Restrukturisasi Kredit UMKM Capai Rp369 triliun, NonUMKM Tembus Rp562 triliun

Restrukturisasi Kredit UMKM Capai Rp369 triliun, NonUMKM Tembus Rp562 triliun

Pemerintah melalui Otoritas Jasa Keuangan (OJK) memastikan POJK terkait perpanjangan restrukturisasi kredit hingga Maret 2022 akan keluar akhir November nanti.

Kepala Eksekutif Pengawas Perbankan OJK Heru Kristiyana mengatakan, bahwa aturan itu sudah dalam tahap final dan akan dikeluarkan akhir November 2020. "Kami pastikan akhir bulan ini aturan POJK nya keluar," kata Heru di Jakarta, Sabtu (21/11) kemarin.

Dalam menerbitkan kebijakan perpanjangan restrukturisasi kredit hingga Maret 2022 ini, kata Heru, OJK telah meminta pendapat dari berbagai pihak. "Kami minta pendapat dari asosiasi, legal review supaya tidak ada kesalahan dalam membuat kebijakan," ujarnya

Menurut Heru, perpanjangan relaksasi restrukturisasi kredit diperlukan karena ekonomi belum pulih di tengah pandemi saat ini. Terlebih, kasus penularan virus corona masih terus meningkat.
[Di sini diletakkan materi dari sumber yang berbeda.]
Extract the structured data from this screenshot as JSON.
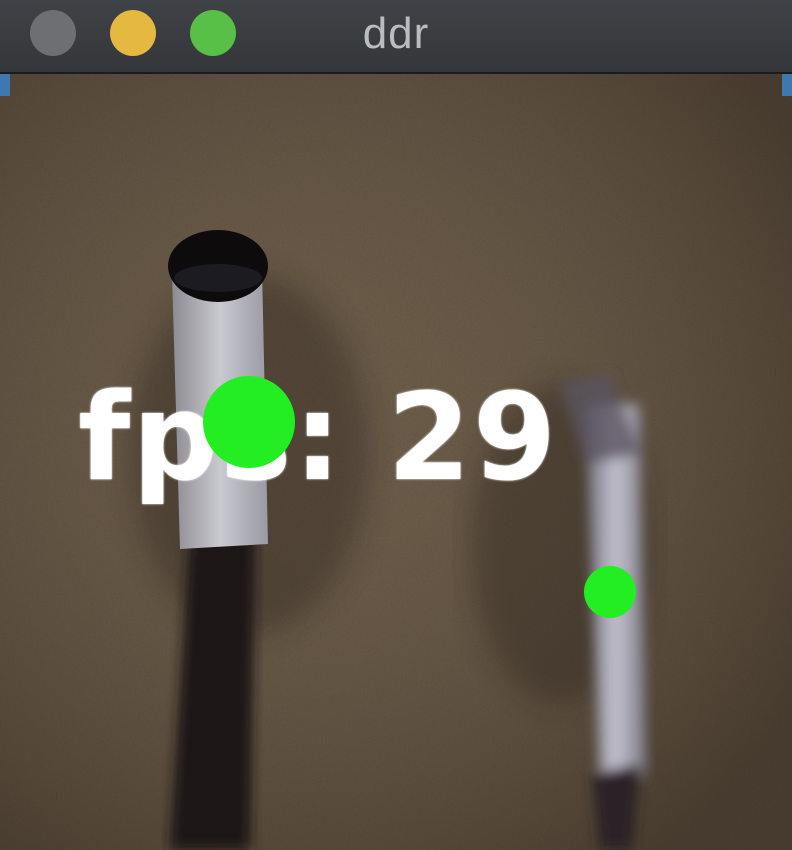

"Tambahan-tambahan kasus penularan terjadi setiap hari. Ini tentu menjadi salah satu alasan kenapa kami mulai berpikir aturan relaksasi akan berakhir Maret 2021," terangnya.

OJK mencatat realisasi restrukturisasi kredit mencapai Rp932 triliun hingga 26 Oktober lalu. "Saya kira ini adalah restrukturisasi kredit paling besar sepanjang sejarah semenjak saya mengawasi bank sejak dari Bank Indonesia (BI) sampai OJK," ungkapnya.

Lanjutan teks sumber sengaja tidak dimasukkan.